Cette future norme prévoit que les renseignements transmis sont utilisés exclusivement aux fins prévues par l'accord passé entre les États de même que la confidentialité et la protection des données. Elle est fondée sur la réciprocité et prévoit d'identifier de manière fiable les ayants droit économiques de toutes les structures juridiques.

Pas avant des années en Suisse

Le Conseil fédéral se prononcera sur la reprise de la norme dans le droit suisse lorsque celle-ci sera devenue globale. Son application concrète risque de prendre encore des années, avait averti fin janvier Aymo Brunetti, professeur d'économie qui dirige le groupe d'experts sur la place financière suisse.

L'accord modèle servira de base pour des conventions bilatérales avec d'autres pays, voire multilatérales. Le Conseil fédéral devra élaborer une base légale, nécessitant l'accord du Parlement, voire du peuple en cas de référendum.

Pas d'effet rétroactif

La levée du secret bancaire ne s'appliquera que dans les relations internationales. Le fisc suisse n'aura en principe pas de droit de regard sur les comptes bancaires des personnes domiciliées dans le pays, à moins que le gouvernement et les Chambres fédérales décident de modifier la donne.

Le système n'aura pas non plus d'effet rétroactif. Nombre de pays ont mis en place ces derniers temps des programmes pour régulariser l'argent non déclaré au fisc. Le Conseil fédéral poursuit ses démarches en vue de trouver des solutions dans ce domaine, écrit le SFI.

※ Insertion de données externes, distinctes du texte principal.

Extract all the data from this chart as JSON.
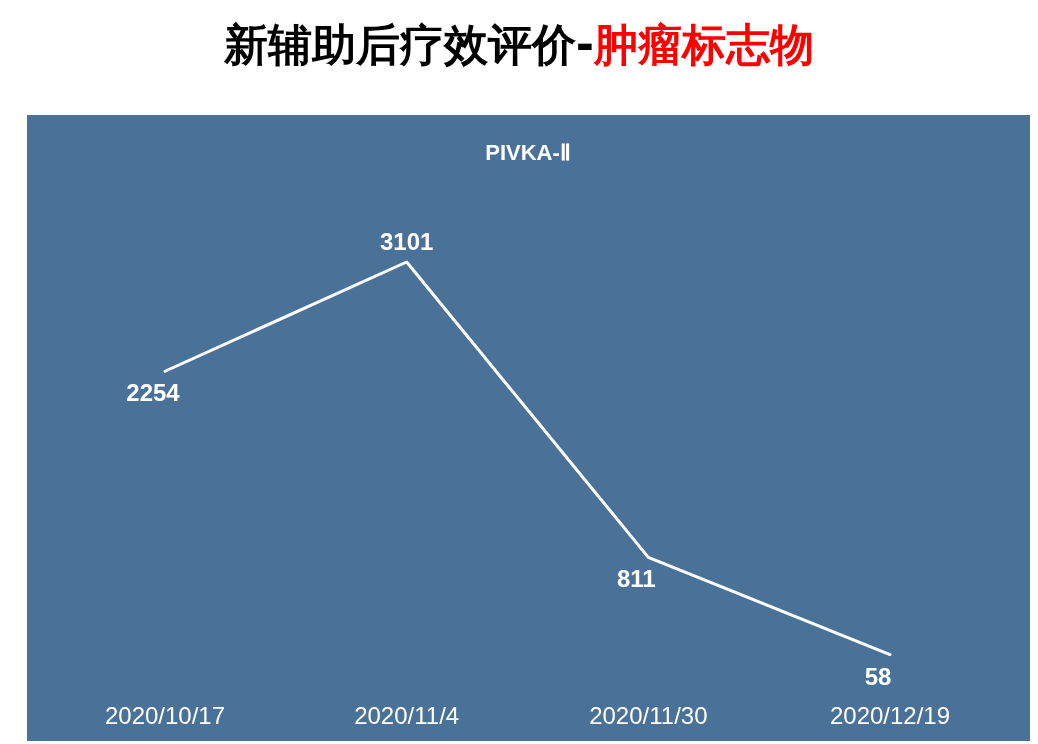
{
  "chart_data": {
    "type": "line",
    "title": "新辅助后疗效评价-肿瘤标志物",
    "subtitle": "PIVKA-Ⅱ",
    "categories": [
      "2020/10/17",
      "2020/11/4",
      "2020/11/30",
      "2020/12/19"
    ],
    "series": [
      {
        "color": "#ffffff",
        "values": [
          2254,
          3101,
          811,
          58
        ]
      }
    ],
    "data_labels": true
  }
}
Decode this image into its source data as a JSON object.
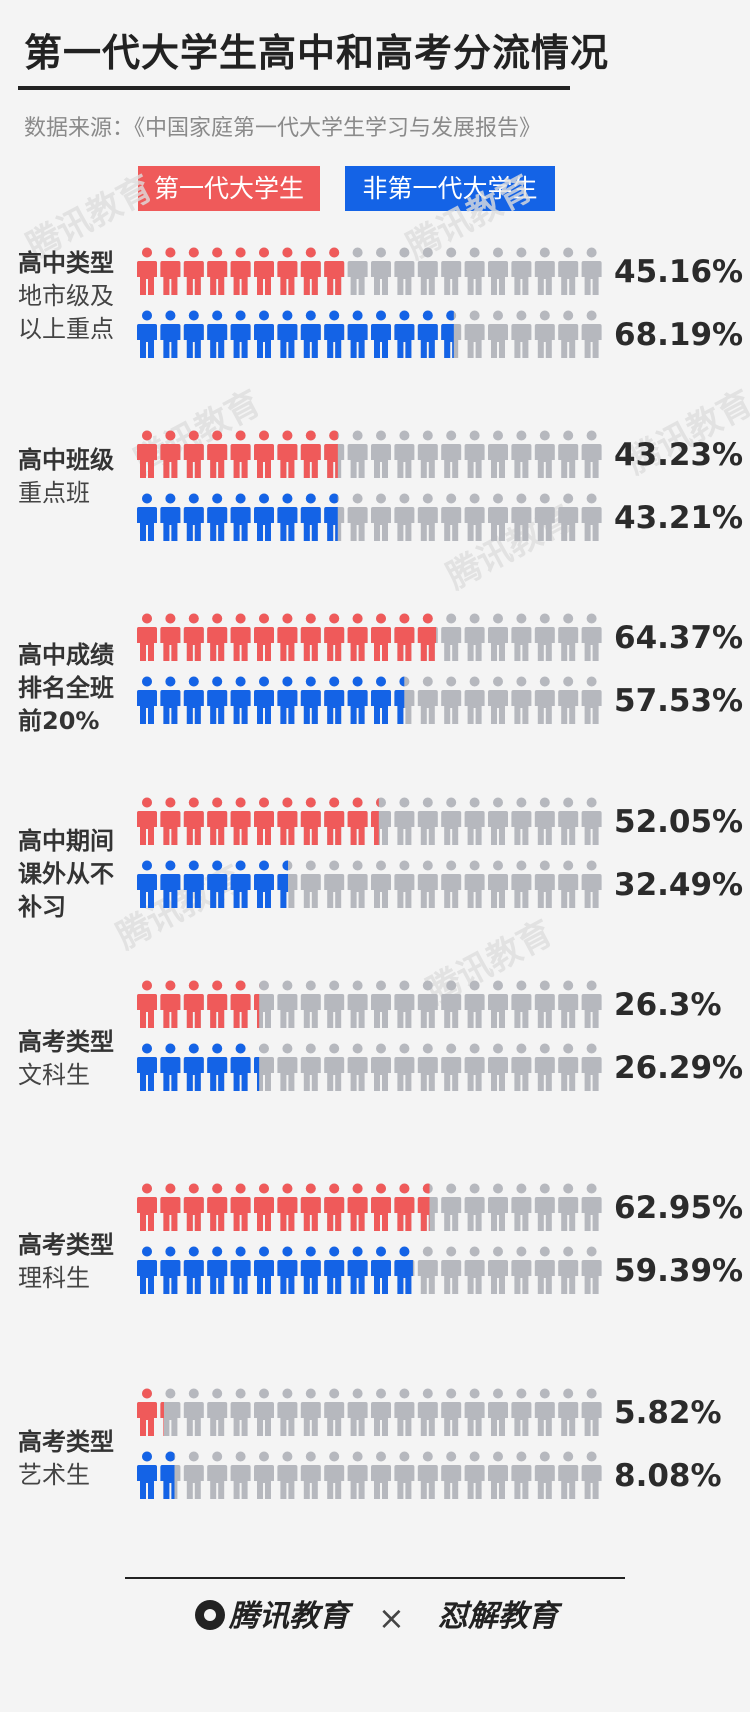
{
  "title": "第一代大学生高中和高考分流情况",
  "source": "数据来源：《中国家庭第一代大学生学习与发展报告》",
  "legend": {
    "first_gen": "第一代大学生",
    "non_first_gen": "非第一代大学生"
  },
  "colors": {
    "first_gen": "#ef5a5a",
    "non_first_gen": "#1463e6",
    "remainder": "#b6b8be"
  },
  "watermark": "腾讯教育",
  "footer": {
    "logo_left": "腾讯教育",
    "times": "×",
    "logo_right": "怼解教育"
  },
  "chart_data": {
    "type": "pictogram",
    "icons_per_row": 20,
    "series": [
      {
        "name": "第一代大学生"
      },
      {
        "name": "非第一代大学生"
      }
    ],
    "categories": [
      {
        "main": "高中类型",
        "sub": "地市级及以上重点",
        "values": [
          45.16,
          68.19
        ],
        "labels": [
          "45.16%",
          "68.19%"
        ]
      },
      {
        "main": "高中班级",
        "sub": "重点班",
        "values": [
          43.23,
          43.21
        ],
        "labels": [
          "43.23%",
          "43.21%"
        ]
      },
      {
        "main": "高中成绩排名全班前20%",
        "sub": "",
        "values": [
          64.37,
          57.53
        ],
        "labels": [
          "64.37%",
          "57.53%"
        ]
      },
      {
        "main": "高中期间课外从不补习",
        "sub": "",
        "values": [
          52.05,
          32.49
        ],
        "labels": [
          "52.05%",
          "32.49%"
        ]
      },
      {
        "main": "高考类型",
        "sub": "文科生",
        "values": [
          26.3,
          26.29
        ],
        "labels": [
          "26.3%",
          "26.29%"
        ]
      },
      {
        "main": "高考类型",
        "sub": "理科生",
        "values": [
          62.95,
          59.39
        ],
        "labels": [
          "62.95%",
          "59.39%"
        ]
      },
      {
        "main": "高考类型",
        "sub": "艺术生",
        "values": [
          5.82,
          8.08
        ],
        "labels": [
          "5.82%",
          "8.08%"
        ]
      }
    ]
  }
}
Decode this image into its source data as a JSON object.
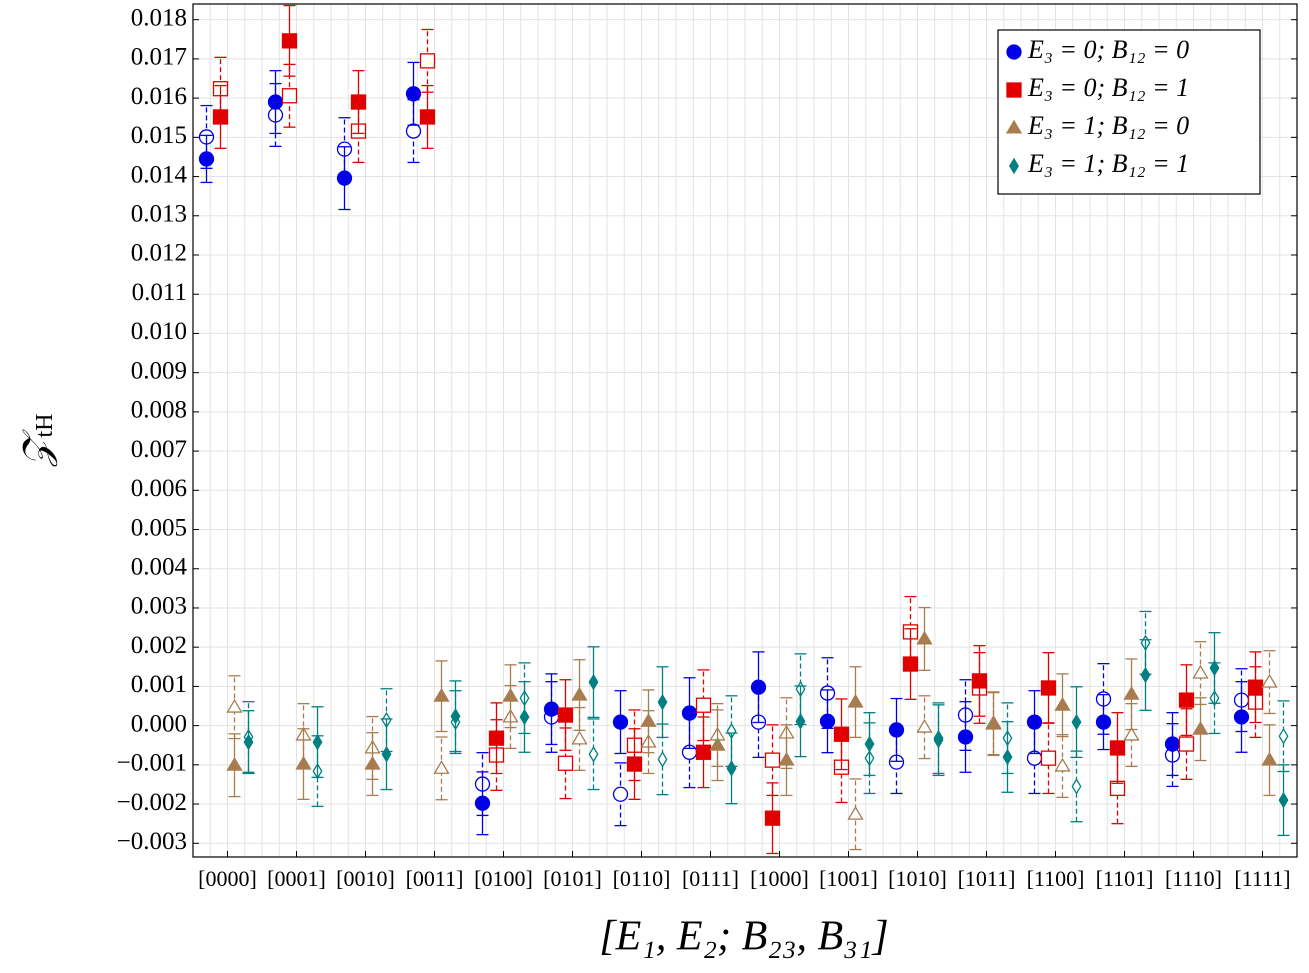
{
  "chart_data": {
    "type": "errorbar",
    "x_label": "[E₁, E₂; B₂₃, B₃₁]",
    "y_label": "𝒵",
    "y_label_sub": "tH",
    "categories": [
      "[0000]",
      "[0001]",
      "[0010]",
      "[0011]",
      "[0100]",
      "[0101]",
      "[0110]",
      "[0111]",
      "[1000]",
      "[1001]",
      "[1010]",
      "[1011]",
      "[1100]",
      "[1101]",
      "[1110]",
      "[1111]"
    ],
    "ylim": [
      -0.00335,
      0.0184
    ],
    "yticks": [
      {
        "value": -0.003,
        "label": "−0.003"
      },
      {
        "value": -0.002,
        "label": "−0.002"
      },
      {
        "value": -0.001,
        "label": "−0.001"
      },
      {
        "value": 0,
        "label": "0.000"
      },
      {
        "value": 0.001,
        "label": "0.001"
      },
      {
        "value": 0.002,
        "label": "0.002"
      },
      {
        "value": 0.003,
        "label": "0.003"
      },
      {
        "value": 0.004,
        "label": "0.004"
      },
      {
        "value": 0.005,
        "label": "0.005"
      },
      {
        "value": 0.006,
        "label": "0.006"
      },
      {
        "value": 0.007,
        "label": "0.007"
      },
      {
        "value": 0.008,
        "label": "0.008"
      },
      {
        "value": 0.009,
        "label": "0.009"
      },
      {
        "value": 0.01,
        "label": "0.010"
      },
      {
        "value": 0.011,
        "label": "0.011"
      },
      {
        "value": 0.012,
        "label": "0.012"
      },
      {
        "value": 0.013,
        "label": "0.013"
      },
      {
        "value": 0.014,
        "label": "0.014"
      },
      {
        "value": 0.015,
        "label": "0.015"
      },
      {
        "value": 0.016,
        "label": "0.016"
      },
      {
        "value": 0.017,
        "label": "0.017"
      },
      {
        "value": 0.018,
        "label": "0.018"
      }
    ],
    "grid": true,
    "legend": "upper right",
    "series": [
      {
        "name": "E₃ = 0; B₁₂ = 0",
        "color": "#0000e6",
        "marker": "circle",
        "values": [
          0.01445,
          0.0159,
          0.01396,
          0.01611,
          -0.00198,
          0.00042,
          9e-05,
          0.00032,
          0.00098,
          0.00011,
          -0.00011,
          -0.00029,
          9e-05,
          9e-05,
          -0.00047,
          0.00022
        ],
        "errors": [
          0.0006,
          0.0008,
          0.0008,
          0.0008,
          0.0008,
          0.0009,
          0.0008,
          0.0009,
          0.0009,
          0.0008,
          0.0008,
          0.0009,
          0.0008,
          0.0007,
          0.0008,
          0.0009
        ],
        "open_values": [
          0.01501,
          0.01557,
          0.0147,
          0.01516,
          -0.00149,
          0.00022,
          -0.00175,
          -0.00068,
          9e-05,
          0.00083,
          -0.00093,
          0.00027,
          -0.00083,
          0.00068,
          -0.00075,
          0.00065
        ],
        "open_errors": [
          0.0008,
          0.0008,
          0.0008,
          0.0008,
          0.0008,
          0.0009,
          0.0008,
          0.0009,
          0.0009,
          0.0009,
          0.0008,
          0.0009,
          0.0009,
          0.0009,
          0.0008,
          0.0008
        ]
      },
      {
        "name": "E₃ = 0; B₁₂ = 1",
        "color": "#e00000",
        "marker": "square",
        "values": [
          0.01552,
          0.01746,
          0.0159,
          0.01552,
          -0.00032,
          0.00027,
          -0.00098,
          -0.00068,
          -0.00236,
          -0.00022,
          0.00157,
          0.00114,
          0.00096,
          -0.00057,
          0.00065,
          0.00098
        ],
        "errors": [
          0.0008,
          0.0009,
          0.0008,
          0.0008,
          0.0009,
          0.0009,
          0.0009,
          0.0009,
          0.0009,
          0.0009,
          0.0009,
          0.0009,
          0.0009,
          0.0009,
          0.0009,
          0.0009
        ],
        "open_values": [
          0.01624,
          0.01606,
          0.01516,
          0.01695,
          -0.00075,
          -0.00096,
          -0.0005,
          0.00052,
          -0.00088,
          -0.00106,
          0.00239,
          0.00096,
          -0.00083,
          -0.0016,
          -0.00047,
          0.0006
        ],
        "open_errors": [
          0.0008,
          0.0008,
          0.0008,
          0.0008,
          0.0009,
          0.0009,
          0.0009,
          0.0009,
          0.0009,
          0.0009,
          0.0009,
          0.0009,
          0.0009,
          0.0009,
          0.0009,
          0.0009
        ]
      },
      {
        "name": "E₃ = 1; B₁₂ = 0",
        "color": "#a97c50",
        "marker": "triangle",
        "values": [
          -0.00101,
          -0.00098,
          -0.00098,
          0.00075,
          0.00075,
          0.00078,
          0.00011,
          -0.0005,
          -0.00088,
          0.0006,
          0.00221,
          6e-05,
          0.00052,
          0.0008,
          -9e-05,
          -0.00088
        ],
        "errors": [
          0.0008,
          0.0009,
          0.0008,
          0.0009,
          0.0008,
          0.0009,
          0.0008,
          0.0009,
          0.0009,
          0.0009,
          0.0008,
          0.0008,
          0.0008,
          0.0009,
          0.0008,
          0.0009
        ],
        "open_values": [
          0.00047,
          -0.00024,
          -0.00057,
          -0.00109,
          0.00022,
          -0.00034,
          -0.00042,
          -0.00024,
          -0.00019,
          -0.00226,
          -4e-05,
          4e-05,
          -0.00103,
          -0.00024,
          0.00134,
          0.00111
        ],
        "open_errors": [
          0.0008,
          0.0008,
          0.0008,
          0.0008,
          0.0008,
          0.0008,
          0.0008,
          0.0008,
          0.0009,
          0.0009,
          0.0008,
          0.0008,
          0.0008,
          0.0008,
          0.0008,
          0.0008
        ]
      },
      {
        "name": "E₃ = 1; B₁₂ = 1",
        "color": "#008080",
        "marker": "diamond",
        "values": [
          -0.00042,
          -0.00042,
          -0.00073,
          0.00024,
          0.00022,
          0.00111,
          0.0006,
          -0.00109,
          0.00011,
          -0.00047,
          -0.00037,
          -0.0008,
          9e-05,
          0.00129,
          0.00147,
          -0.0019
        ],
        "errors": [
          0.0008,
          0.0009,
          0.0009,
          0.0009,
          0.0009,
          0.0009,
          0.0009,
          0.0009,
          0.0009,
          0.0008,
          0.0009,
          0.0009,
          0.0009,
          0.0009,
          0.0009,
          0.0009
        ],
        "open_values": [
          -0.00029,
          -0.00116,
          0.00014,
          9e-05,
          0.0007,
          -0.00073,
          -0.00086,
          -0.00014,
          0.00093,
          -0.00083,
          -0.00032,
          -0.00032,
          -0.00155,
          0.00211,
          0.0007,
          -0.00027
        ],
        "open_errors": [
          0.0009,
          0.0009,
          0.0008,
          0.0008,
          0.0009,
          0.0009,
          0.0009,
          0.0009,
          0.0009,
          0.0009,
          0.0009,
          0.0009,
          0.0009,
          0.0008,
          0.0009,
          0.0009
        ]
      }
    ]
  }
}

L'ASB s'inquiète de l'inégalité de la concurrence

Ces précautions n'ont pas entièrement convaincu l'Association suisse des banquiers (ASB), qui, tout en saluant le futur standard, émet des réserves. Première insatisfaction: la question de l'égalité de concurrence, dont les dispositions demeurent «variables».

L'identification des clients se base sur les prescriptions nationales relatives au blanchiment d'argent. Or, les normes en la matière restent encore variables: les pays prévoyant des règles moins strictes pourront échanger moins de données que la Suisse, par exemple, déplore l'ASB dans une prise de position diffusée jeudi.

Préparation de deux ans exigée

De plus, estime l'association, Washington n'est pas prête à proposer la réciprocité complète. «Le Common Reporting Standard (CRS) a introduit pour les Etats-Unis une disposition que les clients de banques américaines peuvent utiliser abusivement comme échappatoire», relève l'ASB. Le pays conserve ainsi «la possibilité de se dissimuler derrière certaines structures offshore».

L'ASB revendique, d'autre part, un délai d'au moins deux ans avant la date d'entrée en vigueur de la norme, au vu de la complexité de sa mise en oeuvre. Et elle persiste et signe: elle tient, avant l«entrée en vigueur de la norme, que «les situations héritées du passé soient réglées de manière équitable et définitive avec tous les pays importants», rappelle-t-elle dans son communiqué.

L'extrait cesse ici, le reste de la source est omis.